PODER JUDICIÁRIO JUSTIÇA DO TRABALHO TRIBUNAL REGIONAL DO TRABALHO DA 1ª REGIÃO 9ª Turma

RECURSO ORDINÁRIO

0010338-17.2013.5.01.0069

Recorrente: João Bosco Pereira

Recorridos: Estado do Rio de Janeiro e Infornova Ambiental

Ltda.

Redator Designado: Ivan da Costa Alemão Ferreira

ACÓRDÃO

9ª TURMA

EMENTA

RESPONSABILIDADE SUBSIDIÁRIA DA ADMINISTRAÇÃO

PÚBLICA - INEXISTÊNCIA ANTE A COMPROVAÇÃO DE

FISCALIZAÇÃO CONTRATUAL. Consoante documentos juntados

como anexos à contestação do 2º reclamado (id. 4950823 - Pág. 1

usque 21), Estado do Rio de Janeiro, há farta comprovação de que a

Administração Pública procedeu à fiscalização contratual em relação

ao cumprimento de obrigações trabalhistas da 1ª reclamada,

inclusive, em relação ao não pagamento de verbas rescisórias, vale

refeição, vale transporte. Assim, com base em fundamentação

diversa, mantém-se a decisão recorrida.

1. RELATÓRIO

Na forma do regimento, adoto o relatório do Ilustre Relator:

"Trata-se de apelo interposto por João Bosco Pereira (id 40fae91), tendo em vista a resp. sentença (id 8fd6198), prolatada pelo MM. Juiz Leonardo Saggese Fonseca , em exercício na 69ª Vara do Trabalho do Rio de Janeiro, que julgou procedente em parte o feixe de pedidos do autor, somente em relação à primeira ré.
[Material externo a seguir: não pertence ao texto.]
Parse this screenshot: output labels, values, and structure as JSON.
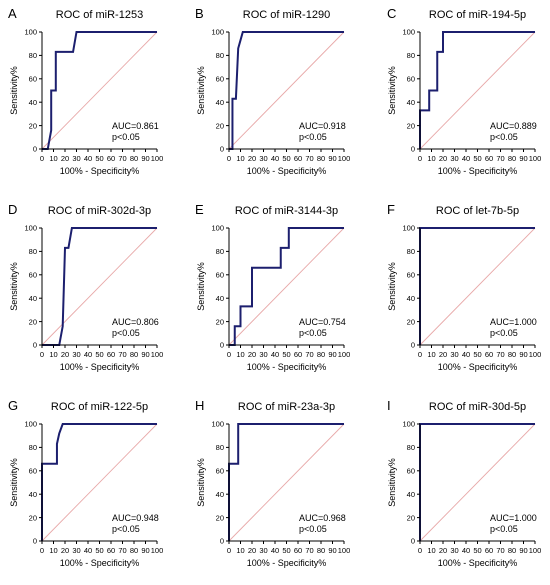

A recorrente pretende a reforma da sentença para que a segunda ré seja condenada subsidiariamente, em relação às horas extras e intervalo intrajornada e, ainda, requerendo o benefício da gratuidade de justiça.
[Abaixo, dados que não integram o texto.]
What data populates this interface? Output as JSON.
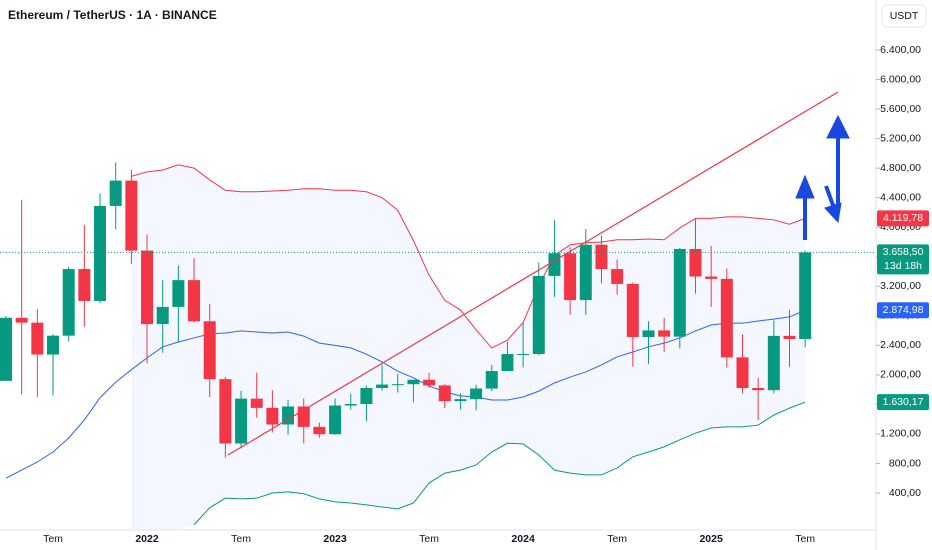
{
  "chart_data": {
    "type": "candlestick",
    "title": "Ethereum / TetherUS · 1A · BINANCE",
    "unit": "USDT",
    "categories": [
      null,
      null,
      null,
      "Tem",
      null,
      null,
      null,
      null,
      null,
      "2022",
      null,
      null,
      null,
      null,
      null,
      "Tem",
      null,
      null,
      null,
      null,
      null,
      "2023",
      null,
      null,
      null,
      null,
      null,
      "Tem",
      null,
      null,
      null,
      null,
      null,
      "2024",
      null,
      null,
      null,
      null,
      null,
      "Tem",
      null,
      null,
      null,
      null,
      null,
      "2025",
      null,
      null,
      null,
      null,
      null,
      "Tem"
    ],
    "open": [
      1919,
      2773,
      2707,
      2275,
      2531,
      3433,
      3001,
      4288,
      4631,
      3683,
      2688,
      2920,
      3283,
      2726,
      1942,
      1071,
      1678,
      1553,
      1328,
      1572,
      1296,
      1196,
      1585,
      1605,
      1822,
      1869,
      1874,
      1934,
      1857,
      1645,
      1671,
      1815,
      2052,
      2282,
      2283,
      3340,
      3647,
      3013,
      3762,
      3433,
      3232,
      2513,
      2602,
      2518,
      3705,
      3332,
      3300,
      2237,
      1822,
      1793,
      2528,
      2486
    ],
    "high": [
      2797,
      4372,
      2891,
      2551,
      3466,
      4027,
      4460,
      4878,
      4778,
      3900,
      3283,
      3482,
      3580,
      2960,
      1972,
      1785,
      2030,
      1790,
      1662,
      1680,
      1352,
      1680,
      1743,
      1857,
      2141,
      2017,
      1930,
      2029,
      1875,
      1750,
      1866,
      2135,
      2446,
      2717,
      3523,
      4093,
      3730,
      3977,
      3887,
      3563,
      3250,
      2728,
      2770,
      3720,
      4109,
      3745,
      3440,
      2550,
      1955,
      2738,
      2880,
      3683
    ],
    "low": [
      1935,
      1735,
      1700,
      1719,
      2453,
      2651,
      2970,
      3971,
      3503,
      2159,
      2300,
      2450,
      2710,
      1700,
      880,
      1003,
      1422,
      1220,
      1190,
      1073,
      1150,
      1190,
      1530,
      1370,
      1785,
      1760,
      1626,
      1822,
      1550,
      1530,
      1520,
      1780,
      2047,
      2100,
      2265,
      3056,
      2812,
      2815,
      3240,
      3087,
      2111,
      2150,
      2310,
      2357,
      3100,
      2920,
      2100,
      1750,
      1385,
      1750,
      2110,
      2373
    ],
    "close": [
      2773,
      2707,
      2275,
      2531,
      3433,
      3001,
      4288,
      4631,
      3683,
      2688,
      2920,
      3283,
      2726,
      1942,
      1071,
      1678,
      1553,
      1328,
      1572,
      1296,
      1196,
      1585,
      1605,
      1822,
      1869,
      1874,
      1934,
      1857,
      1645,
      1671,
      1815,
      2052,
      2282,
      2283,
      3340,
      3647,
      3013,
      3762,
      3433,
      3232,
      2513,
      2602,
      2518,
      3705,
      3332,
      3300,
      2237,
      1822,
      1793,
      2528,
      2486,
      3658.5
    ],
    "last_label": "3.658,50",
    "countdown": "13d 18h",
    "up_color": "#089981",
    "down_color": "#f23645",
    "bands": [
      {
        "color": "#f23645",
        "last_label": "4.119,78",
        "values": [
          null,
          null,
          null,
          null,
          null,
          null,
          null,
          null,
          4690,
          4750,
          4775,
          4845,
          4800,
          4640,
          4500,
          4480,
          4480,
          4490,
          4500,
          4520,
          4520,
          4500,
          4500,
          4480,
          4400,
          4230,
          3820,
          3350,
          3010,
          2880,
          2610,
          2365,
          2470,
          2710,
          3210,
          3620,
          3760,
          3790,
          3800,
          3830,
          3830,
          3840,
          3830,
          3990,
          4120,
          4120,
          4140,
          4140,
          4120,
          4100,
          4040,
          4119.78
        ]
      },
      {
        "color": "#2962ff",
        "last_label": "2.874,98",
        "values": [
          600,
          710,
          820,
          955,
          1145,
          1390,
          1690,
          1900,
          2070,
          2230,
          2380,
          2445,
          2500,
          2555,
          2567,
          2595,
          2580,
          2567,
          2580,
          2525,
          2430,
          2400,
          2365,
          2280,
          2175,
          2050,
          1960,
          1850,
          1770,
          1715,
          1700,
          1660,
          1660,
          1700,
          1780,
          1890,
          1970,
          2040,
          2135,
          2245,
          2310,
          2380,
          2430,
          2500,
          2595,
          2675,
          2700,
          2700,
          2730,
          2755,
          2785,
          2874.98
        ]
      },
      {
        "color": "#089981",
        "last_label": "1.630,17",
        "values": [
          null,
          null,
          null,
          null,
          null,
          null,
          null,
          null,
          null,
          null,
          null,
          null,
          -30,
          200,
          330,
          320,
          330,
          400,
          415,
          390,
          320,
          280,
          265,
          240,
          210,
          185,
          265,
          535,
          670,
          710,
          780,
          955,
          1075,
          1065,
          915,
          710,
          670,
          645,
          645,
          740,
          890,
          955,
          1025,
          1120,
          1210,
          1280,
          1295,
          1295,
          1320,
          1455,
          1550,
          1630.17
        ]
      }
    ],
    "band_fill": "#2962ff",
    "ylim": [
      -101,
      7077
    ],
    "yticks": [
      {
        "value": 400,
        "label": "400,00"
      },
      {
        "value": 800,
        "label": "800,00"
      },
      {
        "value": 1200,
        "label": "1.200,00"
      },
      {
        "value": 1600,
        "label": "1.600,00"
      },
      {
        "value": 2000,
        "label": "2.000,00"
      },
      {
        "value": 2400,
        "label": "2.400,00"
      },
      {
        "value": 2800,
        "label": "2.800,00"
      },
      {
        "value": 3200,
        "label": "3.200,00"
      },
      {
        "value": 3600,
        "label": "3.600,00"
      },
      {
        "value": 4000,
        "label": "4.000,00"
      },
      {
        "value": 4400,
        "label": "4.400,00"
      },
      {
        "value": 4800,
        "label": "4.800,00"
      },
      {
        "value": 5200,
        "label": "5.200,00"
      },
      {
        "value": 5600,
        "label": "5.600,00"
      },
      {
        "value": 6000,
        "label": "6.000,00"
      },
      {
        "value": 6400,
        "label": "6.400,00"
      }
    ],
    "grid": false
  }
}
Custas pela primeira reclamada, nos termos da sentença.

Parecer do Ministério Público (id 4ede755), por sua ilustre representante, Dra. Virgínia Leite Henrique , manifestando-se pelo provimento do recurso em relação à responsabilização subsidiária da segunda ré.
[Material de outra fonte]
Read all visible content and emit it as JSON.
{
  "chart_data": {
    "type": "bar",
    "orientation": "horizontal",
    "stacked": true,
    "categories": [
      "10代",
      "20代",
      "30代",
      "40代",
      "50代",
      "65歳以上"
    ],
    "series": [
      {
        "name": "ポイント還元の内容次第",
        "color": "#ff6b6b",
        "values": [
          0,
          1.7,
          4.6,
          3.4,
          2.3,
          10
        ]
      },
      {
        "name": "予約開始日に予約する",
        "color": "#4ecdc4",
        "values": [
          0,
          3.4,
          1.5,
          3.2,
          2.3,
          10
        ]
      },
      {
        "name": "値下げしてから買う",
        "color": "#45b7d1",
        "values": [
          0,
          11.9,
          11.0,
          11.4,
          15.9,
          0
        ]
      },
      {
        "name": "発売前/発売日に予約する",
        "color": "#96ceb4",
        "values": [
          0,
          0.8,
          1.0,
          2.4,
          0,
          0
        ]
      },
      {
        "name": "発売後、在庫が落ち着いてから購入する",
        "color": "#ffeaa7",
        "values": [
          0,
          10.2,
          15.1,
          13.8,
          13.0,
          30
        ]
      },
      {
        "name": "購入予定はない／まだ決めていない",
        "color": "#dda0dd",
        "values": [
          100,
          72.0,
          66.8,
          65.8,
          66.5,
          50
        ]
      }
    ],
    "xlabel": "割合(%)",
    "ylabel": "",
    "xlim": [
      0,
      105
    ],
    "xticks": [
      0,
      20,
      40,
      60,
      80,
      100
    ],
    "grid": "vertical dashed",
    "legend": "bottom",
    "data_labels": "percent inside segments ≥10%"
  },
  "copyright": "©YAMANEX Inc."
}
A segunda ré, em contrarrazões (id 9ee816a), pugna, em síntese, pela manutenção da sentença.

A primeira ré não apresentou contrarrazões (id bf67604).

É o relatório."

CONHECIMENTO

Presentes os pressupostos recursais, conheço do recurso ordinário.

DA GRATUIDADE

O juízo de 1º grau indeferiu o pleito em epígrafe com base na seguinte motivação:

"Indefiro o pedido de concessão dos benefícios da Justiça Gratuita, posto que faculta a Lei Maior o pleito de Gratuidade de Justiça em qualquer fase do processo e, neste contexto, não há qualquer interesse da parte quanto ao deferimento da gratuidade nessa oportunidade, tendo em vista que não foi deferida prova pericial e as custas decorrentes da condenação ainda não lhe atingem.

Assim, o deferimento da gratuidade deve necessariamente ser apreciado quando da imposição de despesas à parte que lhe requer, uma vez que a hipossuficiência deve ser atestada quando do momento de eventual pagamento."

O reclamante pleiteia, em seu apelo, a gratuidade de justiça, verbis:.

"provado de forma exauriente o estado de pobreza do recorrente, com toda a documentação acostada, a sentença deve ser reformada para deferir a gratuidade de justiça."

Analisa-se.

Como bem decidiu o Juízo a quo, carece de interesse, no particular, o

reclamante, uma vez que ele restou beneficiado com a procedência parcial do pedido em relação

à primeira ré, o que não é objeto de apelo. Ou seja, é da 1ª ré o ônus de suportar custas e demais

despesas processuais, e não do reclamante.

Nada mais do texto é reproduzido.